The International Criminal Court issued an arrest warrant for Sudanese President Omar Hassan al-Bashir on Wednesday for war crimes in Darfur in a decision that could spark more regional turmoil. The warrant is the first issued against a sitting head of state by the Hague-based court, which stopped short of including a count of genocide over a conflict that UN officials say has killed as many as 300,000 people since 2003.
The court, which was set up in 2002, indicted the 65-year-old Bashir on seven counts of war crimes and crimes against humanity, which include murder, rape and torture. The three-judge panel said it had insufficient grounds for genocide. "His victims are the very civilians that he as a president was supposed to protect," ICC Chief Prosecutor Luis Moreno-Ocampo told reporters, adding that Sudan's government is obliged to execute the warrant. "It could be in two months or two years, but he will face justice."
Hundreds of demonstrators gathered in central Khartoum to protest against the arrest warrant.

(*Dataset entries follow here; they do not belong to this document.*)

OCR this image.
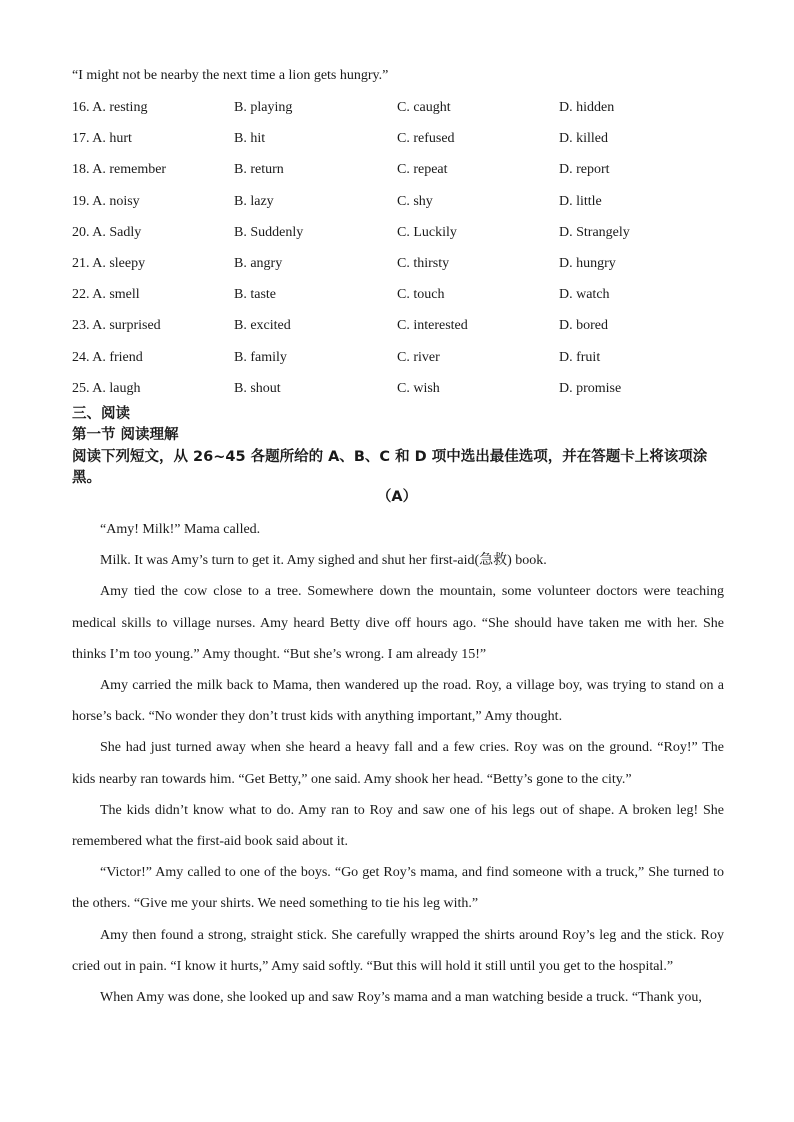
“I might not be nearby the next time a lion gets hungry.”
16. A. resting	B. playing	C. caught	D. hidden
17. A. hurt	B. hit	C. refused	D. killed
18. A. remember	B. return	C. repeat	D. report
19. A. noisy	B. lazy	C. shy	D. little
20. A. Sadly	B. Suddenly	C. Luckily	D. Strangely
21. A. sleepy	B. angry	C. thirsty	D. hungry
22. A. smell	B. taste	C. touch	D. watch
23. A. surprised	B. excited	C. interested	D. bored
24. A. friend	B. family	C. river	D. fruit
25. A. laugh	B. shout	C. wish	D. promise
三、阅读
第一节 阅读理解
阅读下列短文，从 26~45 各题所给的 A、B、C 和 D 项中选出最佳选项，并在答题卡上将该项涂黑。
（A）

“Amy! Milk!” Mama called.

Milk. It was Amy’s turn to get it. Amy sighed and shut her first-aid(急救) book.

Amy tied the cow close to a tree. Somewhere down the mountain, some volunteer doctors were teaching medical skills to village nurses. Amy heard Betty dive off hours ago. “She should have taken me with her. She thinks I’m too young.” Amy thought. “But she’s wrong. I am already 15!”

Amy carried the milk back to Mama, then wandered up the road. Roy, a village boy, was trying to stand on a horse’s back. “No wonder they don’t trust kids with anything important,” Amy thought.

She had just turned away when she heard a heavy fall and a few cries. Roy was on the ground. “Roy!” The kids nearby ran towards him. “Get Betty,” one said. Amy shook her head. “Betty’s gone to the city.”

The kids didn’t know what to do. Amy ran to Roy and saw one of his legs out of shape. A broken leg! She remembered what the first-aid book said about it.

“Victor!” Amy called to one of the boys. “Go get Roy’s mama, and find someone with a truck,” She turned to the others. “Give me your shirts. We need something to tie his leg with.”

Amy then found a strong, straight stick. She carefully wrapped the shirts around Roy’s leg and the stick. Roy cried out in pain. “I know it hurts,” Amy said softly. “But this will hold it still until you get to the hospital.”

When Amy was done, she looked up and saw Roy’s mama and a man watching beside a truck. “Thank you,
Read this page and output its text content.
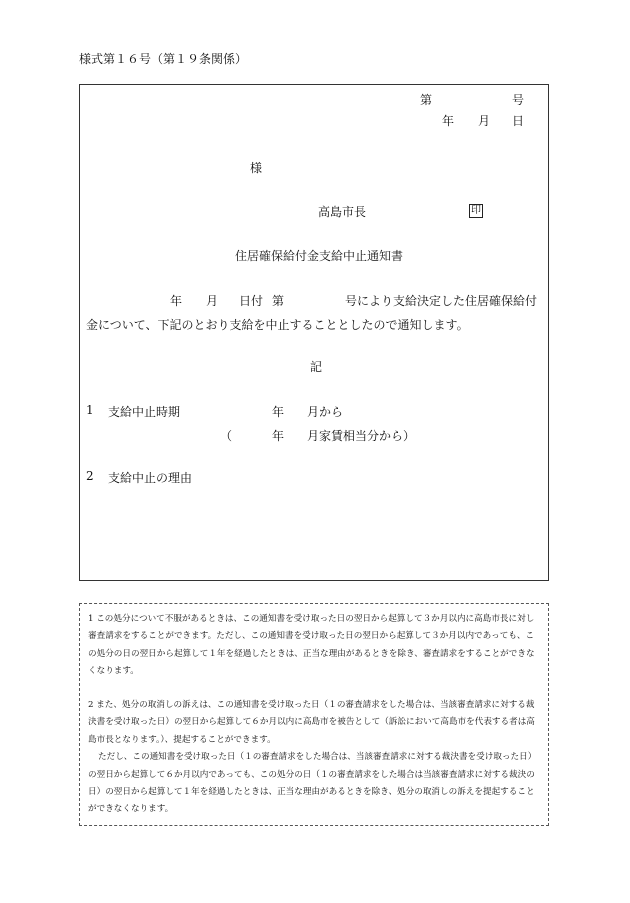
様式第１６号（第１９条関係）
第	号
年 月 日
様
高島市長	印
住居確保給付金支給中止通知書
年 月 日付 第	号により支給決定した住居確保給付
金について、下記のとおり支給を中止することとしたので通知します。
記
1 支給中止時期	年 月から
（	年 月家賃相当分から）
2 支給中止の理由

1 この処分について不服があるときは、この通知書を受け取った日の翌日から起算して３か月以内に高島市長に対し審査請求をすることができます。ただし、この通知書を受け取った日の翌日から起算して３か月以内であっても、この処分の日の翌日から起算して１年を経過したときは、正当な理由があるときを除き、審査請求をすることができなくなります。

2 また、処分の取消しの訴えは、この通知書を受け取った日（１の審査請求をした場合は、当該審査請求に対する裁決書を受け取った日）の翌日から起算して６か月以内に高島市を被告として（訴訟において高島市を代表する者は高島市長となります。）、提起することができます。

ただし、この通知書を受け取った日（１の審査請求をした場合は、当該審査請求に対する裁決書を受け取った日）の翌日から起算して６か月以内であっても、この処分の日（１の審査請求をした場合は当該審査請求に対する裁決の日）の翌日から起算して１年を経過したときは、正当な理由があるときを除き、処分の取消しの訴えを提起することができなくなります。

Bashir has dismissed the allegations made by the ICC, the world's first permanent court for prosecuting war crimes, as part of a Western conspiracy.
"It is a flawed decision," said Sudanese presidential spokesman Mahjoub Fadul. "We do not recognise it." Tension mounted in Sudan's western Darfur region, where UN officials said hundreds of Sudanese government troops paraded through the regional capital El Fasher in a show of strength.
Sudan's under-secretary of foreign affairs, Mutrif Siddiq, told Reuters Bashir plans to attend an Arab summit set for this month in Qatar despite the warrant. ICC Registrar Silvana Arbia said the court expects enforcement of the arrest warrant of states party to the Rome Statute that set up the court and United Nations member states.
International justice expert Richard Dicker of Human Rights Watch said the ICC's inability to arrest was an "Achilles heel". "The International Criminal Court of course has no police force of its own to go out and execute its judicial orders and is dependent on the government of Sudan to carry out this arrest warrant," Dicker told reporters at UN headquarters.
Washington welcomed the issue of the arrest warrant. "The United States believes those who have committed atrocities should be brought to justice," US State Department spokesman Robert Wood said. China, the African Union and the Arab League suggest an indictment could destabilise the region, worsen the Darfur conflict and threaten a troubled peace deal between north Sudan and the semi-autonomous south - potentially rich in oil.
INCREASING VIOLENCE Violence has spiked in Darfur in the months leading up to the ICC decision. Sudanese government officials expect Darfur rebels to step up attacks after the court's announcement. UN Secretary-General Ban Ki-moon urged Sudan to cooperate after the issue of the arrest warrant.
"The United Nations will continue to conduct its vital peacekeeping, humanitarian, human rights and development operations and activities in Sudan," said a UN statement. Although UN officials say up to 300,000 have been killed in the Darfur region since 2003, Khartoum says 10,000 have died. A further 2.7 million people are estimated to have been uprooted by the conflict, which began when mostly non-Arab rebels took up arms against the government. Moreno-Ocampo has accused Bashir of orchestrating a campaign of genocide in Darfur.
The court said its decision on Wednesday not to include a genocide charge could change "if additional evidence is gathered by the prosecution" and it sought an amendment to the warrant. Moreno-Ocampo has acknowledged that help from the more than 100 states backing the court would be urgently needed after the arrest warrant to enforce it.
Aid workers said Sudanese officials told them to pull some staff out of parts of Darfur earlier this week because the humanitarian workers might be targeted. "Khartoum is going to react violently against Darfur's population. And we are ready to defend our people," said Ahmed Abdel Shafie, leader of a rebel Sudan Liberation Army (SLA).
Egyptian Foreign Minister Ahmed Aboul Gheit called on the UN Security Council to suspend Bashir's arrest warrant, but Libyan envoy Ibrahim Dabbashi said before the ICC announcement there were no plans for an immediate council meeting. The council has the power to defer ICC proceedings for up to one year at a time.
Moreno-Ocampo requested the warrant for Bashir last July, making him the third sitting head of state to be charged by an international court following Liberia's Charles Taylor and Yugoslavia's Slobodan Milosevic. Both were forced from power and brought in front of international tribunals in the Hague.